What tests are available?

In this article, the various test setup that have been built to facilitate the testing of different performance aspects of an agent. All the tests that have been built upon the run_test() function which has been described in more detail in the "How does a simulation work?" tutorial. All these tests are part of the test_setups module.

These tests include:

All start test
N start per cell
Shape robustness test
Scale robustness test

All start test

Function: run_all_starts_test() _reference

The "all starts" test allows to quick test all possible start positions of the agent in space. Since the environment has a start_probabilities attribute, we can use it to check all the positions where the probability is higher than zero. With this test, we can easily test if there are areas in space where the agent performs better than other areas.

For example, in a 2-dimensional environment, we can plot the start positions that lead to a successful trajectory in blue and the rest in red:

All start positions successes/failures.

N start per cell

Function: run_n_by_cell_test() _reference

In the case where the environment is too detailed and therefore would require too many points to test the whole starting area, we can divide the space in "cells" in which we same a number of points n at random to test the performances averaged over these cells. Another scenario where this test can become useful is also when we want a more statistically significant amount of trajectories to draw conclusions about the performance of an agent.
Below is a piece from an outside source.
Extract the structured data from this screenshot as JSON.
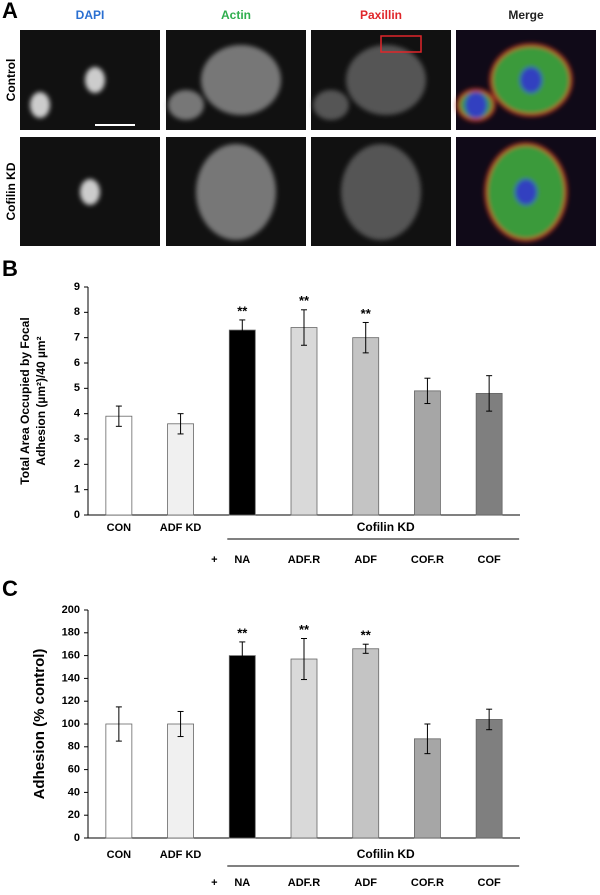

For example, in a 2-dimensional environment, we can divide the space in a 3 by 26 grid of cells and draw 20 random starting points in each cells:

20 random starting point per cells in a 2-dimensional environment.
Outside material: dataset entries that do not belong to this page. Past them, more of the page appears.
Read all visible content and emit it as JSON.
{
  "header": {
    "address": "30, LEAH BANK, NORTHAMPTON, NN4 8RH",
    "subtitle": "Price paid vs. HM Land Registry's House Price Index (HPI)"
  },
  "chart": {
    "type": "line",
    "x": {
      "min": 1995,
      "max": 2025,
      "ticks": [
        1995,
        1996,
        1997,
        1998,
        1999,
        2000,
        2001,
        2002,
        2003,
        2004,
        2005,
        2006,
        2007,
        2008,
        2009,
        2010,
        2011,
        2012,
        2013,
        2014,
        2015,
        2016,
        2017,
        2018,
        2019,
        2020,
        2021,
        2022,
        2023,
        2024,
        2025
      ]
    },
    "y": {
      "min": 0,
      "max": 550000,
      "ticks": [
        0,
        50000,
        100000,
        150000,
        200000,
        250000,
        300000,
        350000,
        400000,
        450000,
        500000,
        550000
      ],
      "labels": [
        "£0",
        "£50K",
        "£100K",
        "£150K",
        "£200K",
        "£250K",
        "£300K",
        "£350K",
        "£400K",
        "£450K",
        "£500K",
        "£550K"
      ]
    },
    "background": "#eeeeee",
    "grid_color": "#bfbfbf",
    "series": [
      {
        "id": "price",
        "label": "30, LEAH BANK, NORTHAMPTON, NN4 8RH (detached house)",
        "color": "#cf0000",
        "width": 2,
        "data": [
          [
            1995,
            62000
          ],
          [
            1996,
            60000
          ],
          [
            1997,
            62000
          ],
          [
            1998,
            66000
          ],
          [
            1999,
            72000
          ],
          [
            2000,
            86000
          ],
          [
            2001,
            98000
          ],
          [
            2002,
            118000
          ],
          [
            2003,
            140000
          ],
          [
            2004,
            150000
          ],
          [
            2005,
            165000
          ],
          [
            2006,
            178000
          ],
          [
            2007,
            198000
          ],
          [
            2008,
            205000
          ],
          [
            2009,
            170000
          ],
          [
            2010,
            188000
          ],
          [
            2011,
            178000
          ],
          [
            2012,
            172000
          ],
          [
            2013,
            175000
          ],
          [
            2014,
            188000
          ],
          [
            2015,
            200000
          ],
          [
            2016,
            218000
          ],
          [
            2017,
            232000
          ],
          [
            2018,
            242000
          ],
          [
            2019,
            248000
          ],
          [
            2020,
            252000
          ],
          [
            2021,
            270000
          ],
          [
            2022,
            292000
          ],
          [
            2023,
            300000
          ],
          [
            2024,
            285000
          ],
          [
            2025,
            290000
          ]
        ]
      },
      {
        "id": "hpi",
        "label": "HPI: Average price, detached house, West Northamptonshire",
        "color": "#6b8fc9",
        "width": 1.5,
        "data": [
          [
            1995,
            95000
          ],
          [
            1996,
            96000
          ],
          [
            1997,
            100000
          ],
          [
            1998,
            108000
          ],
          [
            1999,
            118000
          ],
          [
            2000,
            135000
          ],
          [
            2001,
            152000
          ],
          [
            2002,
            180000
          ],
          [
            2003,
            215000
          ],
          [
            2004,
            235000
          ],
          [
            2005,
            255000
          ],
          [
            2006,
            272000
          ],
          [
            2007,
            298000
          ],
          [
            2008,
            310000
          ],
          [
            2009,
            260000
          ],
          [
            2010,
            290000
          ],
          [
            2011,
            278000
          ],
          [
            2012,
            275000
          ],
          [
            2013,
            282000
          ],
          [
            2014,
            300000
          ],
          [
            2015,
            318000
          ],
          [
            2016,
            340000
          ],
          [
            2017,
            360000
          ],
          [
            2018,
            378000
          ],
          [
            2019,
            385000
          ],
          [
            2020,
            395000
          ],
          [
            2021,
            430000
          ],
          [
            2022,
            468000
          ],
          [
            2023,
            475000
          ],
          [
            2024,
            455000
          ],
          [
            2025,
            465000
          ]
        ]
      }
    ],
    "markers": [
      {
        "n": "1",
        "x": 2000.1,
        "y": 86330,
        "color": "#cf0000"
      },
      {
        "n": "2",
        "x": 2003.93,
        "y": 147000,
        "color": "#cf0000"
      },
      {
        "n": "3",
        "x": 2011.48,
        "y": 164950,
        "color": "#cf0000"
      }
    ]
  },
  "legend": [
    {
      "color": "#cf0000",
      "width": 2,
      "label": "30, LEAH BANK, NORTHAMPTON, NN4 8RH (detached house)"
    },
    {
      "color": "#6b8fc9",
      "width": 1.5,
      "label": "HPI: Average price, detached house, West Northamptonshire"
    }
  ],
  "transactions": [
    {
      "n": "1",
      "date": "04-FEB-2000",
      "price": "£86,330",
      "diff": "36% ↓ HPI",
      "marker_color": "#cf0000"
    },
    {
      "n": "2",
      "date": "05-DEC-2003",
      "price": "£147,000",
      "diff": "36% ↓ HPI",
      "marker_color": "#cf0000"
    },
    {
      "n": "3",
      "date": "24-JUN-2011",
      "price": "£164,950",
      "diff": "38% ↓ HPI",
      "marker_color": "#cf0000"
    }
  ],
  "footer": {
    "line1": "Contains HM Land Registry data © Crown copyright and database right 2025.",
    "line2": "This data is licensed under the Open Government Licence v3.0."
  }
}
And over each cell we can average the amount of steps required to reach the source leading to the following heatmap:

Average over the cells of the "extra steps" metric.

Shape robustness test

Function: test_shape_robustness() _reference

This test is meant test the robustness of an agent to changes in the olfactory plume shape compared to the one it has been trained with. This test, by default, modifies the shape in the x and y direction by increments of 20%, from 20% the size to 200% the size. For each modified environment an "All start test" is run to evaluate the performance. This test compared to the ones defined previously return a list of SimulationHistory instances rather than a single one.

When the test is done, the list of SimulationHistory instances can be analyzed with the analyse_shape_robustness() function. Following which a heat-map of the performances can be plot for each modifications.
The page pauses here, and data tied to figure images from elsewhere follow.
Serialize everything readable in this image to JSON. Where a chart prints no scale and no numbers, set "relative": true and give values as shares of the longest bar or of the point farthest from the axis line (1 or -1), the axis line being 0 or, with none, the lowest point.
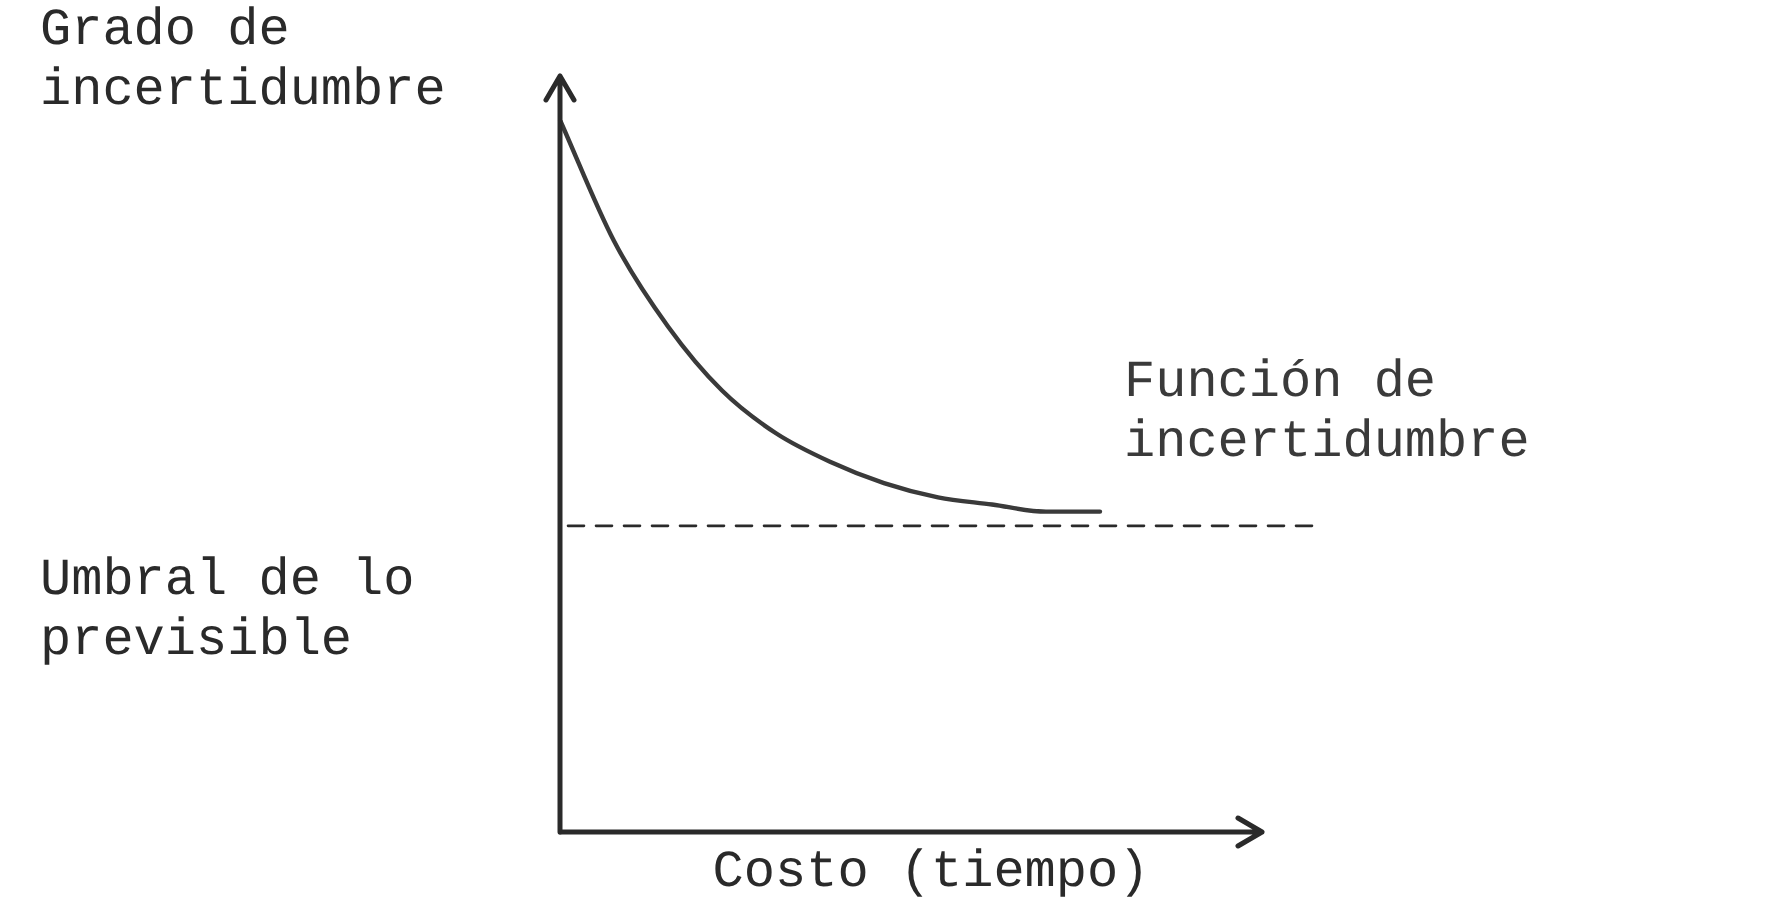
{
  "chart_data": {
    "type": "line",
    "relative": true,
    "ylabel": "Grado de incertidumbre",
    "xlabel": "Costo (tiempo)",
    "categories": [
      null,
      null,
      null,
      null,
      null,
      null,
      null,
      null,
      null,
      null,
      null,
      null,
      null,
      null
    ],
    "series": [
      {
        "name": "Función de incertidumbre",
        "color": "#3a3a3a",
        "values": [
          1,
          0.83,
          0.71,
          0.62,
          0.56,
          0.52,
          0.49,
          0.47,
          0.46,
          0.45,
          0.45,
          null,
          null,
          null
        ]
      }
    ],
    "ref_lines": [
      {
        "axis": "y",
        "value": 0.43,
        "label": "Umbral de lo previsible",
        "line_style": "dashed"
      }
    ],
    "marker": "none",
    "legend": false
  }
}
Shape robustness test, convergence performance heat-map.

Scale robustness test

Function: test_scale_robustness() _reference

This test works a bit in a similar fashion as the "Shape robustness test", as in, it modifies the environment and runs simulations with the "All start test" for a series of values. But in this scenario, instead of modifying the shape of the olfactory plume, we analyse the sampling of the olfactory navigation environment. We imagine the agent has been trained on a n by n environment, we then test its performance on a 10n by 10n environment and n/10 by n/10 environemnt. These environments therefore more or less granularity and detail while maintaining the same olfactory probabilities.

By default, as for the previous test, the environment scale is modified by increments of 20% from 20% scale to 200% scale. And, after analyzing the list of SimulationHistory instance using the analyse_scale_robustness() function, we can plot the results as follows:

Scale robustness test, convergence performance.